As one zooms out objects become smaller and smaller until they reach a point where the whole object can be drawn within a single pixel. If you have control over your map visualisation application you might want to consider setting the SDO_FILTER / SDO_RELATE parameters’ “min_resolution” flag dynamically so that its value is the same as the number of meters / pixel (eg min_resolution=10). If this is set Oracle Spatial will only include spatial objects in the returned search set if one side of a geometry’s MBR is greater than or equal to this value. Thus any geometries smaller than a pixel will not be returned. Very useful for large scale data being drawn at small scales and for which *no selection* (eg identify) is required. With Oracle MapViewer this behaviour can be set via the generalized_pixels parameter.

9. Network fetch

If your rendering engine (app server) and database are on separate machines you need to investigate what sort of fetch sizes are being used when returning data from queries to the middle-tier. Fetch sizes for attribute only data rows and rows containing spatial data can be, and normally are, radically different. Accepting the default settings for these sizes could be killing you (as could the sort_area_size of the Oracle session the application server has created on the database). For example I have been informed that MapInfo Pro uses a fixed value of 25 records per fetch when communicating with Oracle. I have done some testing to show that this value can be too small for certain types of spatial data. SQL Developer’s GeoRaptor uses 100 which is generally better (but this one can modify this). Most programmers accept defaults for network properties when programming in ADO/ODBC/OLEDB/JDBC: just be careful as to what is being set here. (This is one of the great strengths of ArcSDE: its TCP/IP network transport is well written, tuneable and very efficient.)

10. Physical Format

Finally, while Oracle’s excellent MapViewer requires data its spatial data to be in Oracle, other commercial rendering engines do not. So, consider using alternate, physical file formats that are more optimal for your rendering engine.
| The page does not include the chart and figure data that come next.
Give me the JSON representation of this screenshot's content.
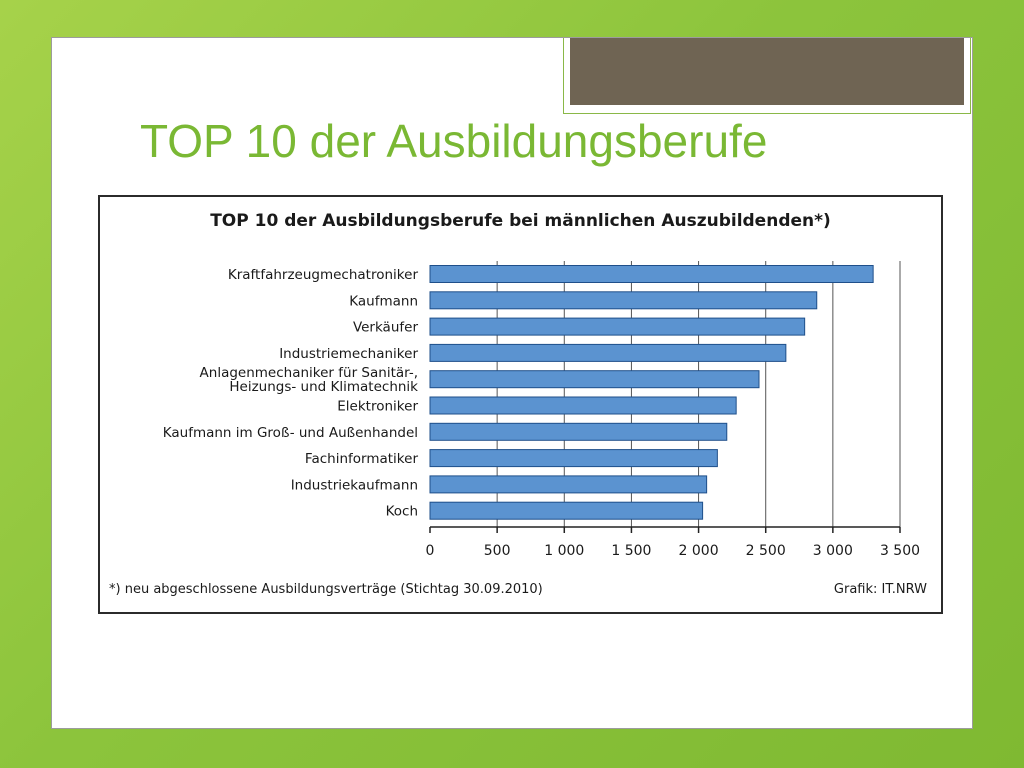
{
  "slide": {
    "title": "TOP 10 der Ausbildungsberufe"
  },
  "chart_data": {
    "type": "bar",
    "orientation": "horizontal",
    "title": "TOP 10 der Ausbildungsberufe bei männlichen Auszubildenden*)",
    "categories": [
      [
        "Kraftfahrzeugmechatroniker"
      ],
      [
        "Kaufmann"
      ],
      [
        "Verkäufer"
      ],
      [
        "Industriemechaniker"
      ],
      [
        "Anlagenmechaniker für Sanitär-,",
        "Heizungs- und Klimatechnik"
      ],
      [
        "Elektroniker"
      ],
      [
        "Kaufmann im Groß- und Außenhandel"
      ],
      [
        "Fachinformatiker"
      ],
      [
        "Industriekaufmann"
      ],
      [
        "Koch"
      ]
    ],
    "values": [
      3300,
      2880,
      2790,
      2650,
      2450,
      2280,
      2210,
      2140,
      2060,
      2030
    ],
    "xlim": [
      0,
      3500
    ],
    "xticks": [
      0,
      500,
      1000,
      1500,
      2000,
      2500,
      3000,
      3500
    ],
    "xtick_labels": [
      "0",
      "500",
      "1 000",
      "1 500",
      "2 000",
      "2 500",
      "3 000",
      "3 500"
    ],
    "grid": "vertical",
    "bar_color": "#5b93d0",
    "bar_edge_color": "#1f4f8a",
    "footnote": "*) neu abgeschlossene Ausbildungsverträge (Stichtag 30.09.2010)",
    "source": "Grafik: IT.NRW"
  }
}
For example, Google Earth Enterprise “compiles” all the source data into an optimal format which the server then serves to Google Earth Enterprise clients. Similarly, a shapefile on local disk to the application server (with spatial indexing) may be faster that storing the data back in Oracle on a database server that is being shared with other business databases (eg Oracle financials). If you don’t like this approach and want to use Oracle only consider using a dedicated Oracle XE on the application server for the data that is read only and used in most of your generated maps eg contour or drainage data.

Just some things to think about.

regards
Simon